Toute la réussite de ce musée réside aussi dans son intégration avec le paysage, dans son inscription urbaine avec les autres bâtiments du Cultural District, notamment le Musée des sciences. Pour créer ce lien, Jean Nouvel a fait appel à son ami Gilles Clément pour le paysage: un jardin aux tonalités rouges de l'automne des ginkgos biloba et des érables. Les plantations tourneront autour des étangs qui ont la forme d'un gigantesque dragon, voire d'un hippocampe si on les regarde avec un œil plus occidental.

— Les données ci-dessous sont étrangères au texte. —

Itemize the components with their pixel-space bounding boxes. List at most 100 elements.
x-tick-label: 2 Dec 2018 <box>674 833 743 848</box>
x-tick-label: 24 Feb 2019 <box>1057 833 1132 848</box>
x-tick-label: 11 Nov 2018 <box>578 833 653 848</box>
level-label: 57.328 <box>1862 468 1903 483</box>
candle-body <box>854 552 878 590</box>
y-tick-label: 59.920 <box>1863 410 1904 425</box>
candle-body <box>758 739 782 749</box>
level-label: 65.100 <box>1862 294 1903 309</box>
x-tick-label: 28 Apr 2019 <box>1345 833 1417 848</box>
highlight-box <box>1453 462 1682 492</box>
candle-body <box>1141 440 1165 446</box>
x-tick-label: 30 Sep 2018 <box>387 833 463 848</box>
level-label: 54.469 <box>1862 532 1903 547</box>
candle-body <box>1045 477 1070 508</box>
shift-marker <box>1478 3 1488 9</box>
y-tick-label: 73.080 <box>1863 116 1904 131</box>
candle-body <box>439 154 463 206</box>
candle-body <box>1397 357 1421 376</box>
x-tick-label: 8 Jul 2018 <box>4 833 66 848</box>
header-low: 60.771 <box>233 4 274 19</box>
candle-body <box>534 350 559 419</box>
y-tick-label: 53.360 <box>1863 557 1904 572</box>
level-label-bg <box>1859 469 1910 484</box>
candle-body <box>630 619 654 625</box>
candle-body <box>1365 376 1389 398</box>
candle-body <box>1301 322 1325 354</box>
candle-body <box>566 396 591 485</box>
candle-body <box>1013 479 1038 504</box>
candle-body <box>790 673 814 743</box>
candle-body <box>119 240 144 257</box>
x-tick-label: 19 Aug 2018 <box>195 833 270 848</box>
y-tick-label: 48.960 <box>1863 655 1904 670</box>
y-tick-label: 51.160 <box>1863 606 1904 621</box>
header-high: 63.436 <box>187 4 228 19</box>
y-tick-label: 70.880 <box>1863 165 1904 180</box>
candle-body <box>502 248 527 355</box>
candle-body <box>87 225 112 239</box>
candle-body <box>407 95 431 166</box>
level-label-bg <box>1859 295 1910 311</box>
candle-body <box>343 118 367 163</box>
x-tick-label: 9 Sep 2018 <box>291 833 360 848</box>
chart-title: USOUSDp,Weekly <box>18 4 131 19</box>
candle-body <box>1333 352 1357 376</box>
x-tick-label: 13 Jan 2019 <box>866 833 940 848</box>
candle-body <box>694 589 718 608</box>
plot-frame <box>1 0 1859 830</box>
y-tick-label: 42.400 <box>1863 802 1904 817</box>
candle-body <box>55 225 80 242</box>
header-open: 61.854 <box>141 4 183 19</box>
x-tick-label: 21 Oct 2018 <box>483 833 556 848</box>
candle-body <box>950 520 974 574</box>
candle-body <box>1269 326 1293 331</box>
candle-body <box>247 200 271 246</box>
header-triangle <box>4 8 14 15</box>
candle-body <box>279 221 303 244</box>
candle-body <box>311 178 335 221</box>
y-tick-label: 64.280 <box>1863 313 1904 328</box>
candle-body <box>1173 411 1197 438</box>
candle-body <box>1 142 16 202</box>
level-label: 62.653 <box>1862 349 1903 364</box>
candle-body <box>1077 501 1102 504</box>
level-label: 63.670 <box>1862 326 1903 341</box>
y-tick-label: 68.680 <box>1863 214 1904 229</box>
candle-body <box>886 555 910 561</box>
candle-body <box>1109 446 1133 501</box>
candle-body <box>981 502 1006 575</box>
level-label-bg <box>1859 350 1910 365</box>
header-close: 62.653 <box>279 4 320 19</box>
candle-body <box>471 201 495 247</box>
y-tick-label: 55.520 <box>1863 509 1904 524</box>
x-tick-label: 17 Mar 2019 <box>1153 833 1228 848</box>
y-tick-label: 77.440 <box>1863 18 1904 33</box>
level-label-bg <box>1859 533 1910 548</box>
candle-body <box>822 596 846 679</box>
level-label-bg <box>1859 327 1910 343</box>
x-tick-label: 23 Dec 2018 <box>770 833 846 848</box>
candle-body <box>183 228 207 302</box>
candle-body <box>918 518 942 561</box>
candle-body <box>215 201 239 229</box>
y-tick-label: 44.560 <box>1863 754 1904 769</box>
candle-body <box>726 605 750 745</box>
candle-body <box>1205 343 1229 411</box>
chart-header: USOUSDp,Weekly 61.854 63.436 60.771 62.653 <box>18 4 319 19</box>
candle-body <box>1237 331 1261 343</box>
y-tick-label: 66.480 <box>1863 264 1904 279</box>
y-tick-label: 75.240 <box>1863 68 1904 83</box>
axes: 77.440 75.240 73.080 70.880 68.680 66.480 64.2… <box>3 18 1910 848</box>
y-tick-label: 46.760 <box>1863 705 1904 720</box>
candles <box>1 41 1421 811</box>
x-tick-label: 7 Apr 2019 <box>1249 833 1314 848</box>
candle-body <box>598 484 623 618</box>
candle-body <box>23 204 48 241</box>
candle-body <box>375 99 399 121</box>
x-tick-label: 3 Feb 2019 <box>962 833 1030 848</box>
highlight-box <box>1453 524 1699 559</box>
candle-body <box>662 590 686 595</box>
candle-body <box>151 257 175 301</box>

Relier ce musée avec l'espace public, pour lui donner de l'étoffe au sein de cette cité tentaculaire qu'est Pékin, était aussi un enjeu. Sous le bâtiment, se glisse une gigantesque «place des arts» que couvre une voûte or pâle, comme l'appelle Jean Nouvel. Un gigantesque puits de lumière, tel un cône renversé qui peut s'ouvrir ou se refermer jusqu'à ne former plus qu'un quartier de lune, diffuse une belle lumière. L'entrée s'effectue par quatre côtés correspondant à la structure qui porte la carcasse de béton du bâtiment à l'intérieur de laquelle on a suspendu les volumes des salles de dimension très variée. Une terrasse panoramique, avec des effets d'eau tout autour, offre une vue unique sur la ville. Ce musée a été conçu comme une centrale électrique. Il faudra à peine cinq ans pour qu'il sorte de terre. Un temps très court. Mais on sait de quoi sont capables les Chinois pour un coût de construction encore top secret mais au moins trois fois moins élevé qu'en France.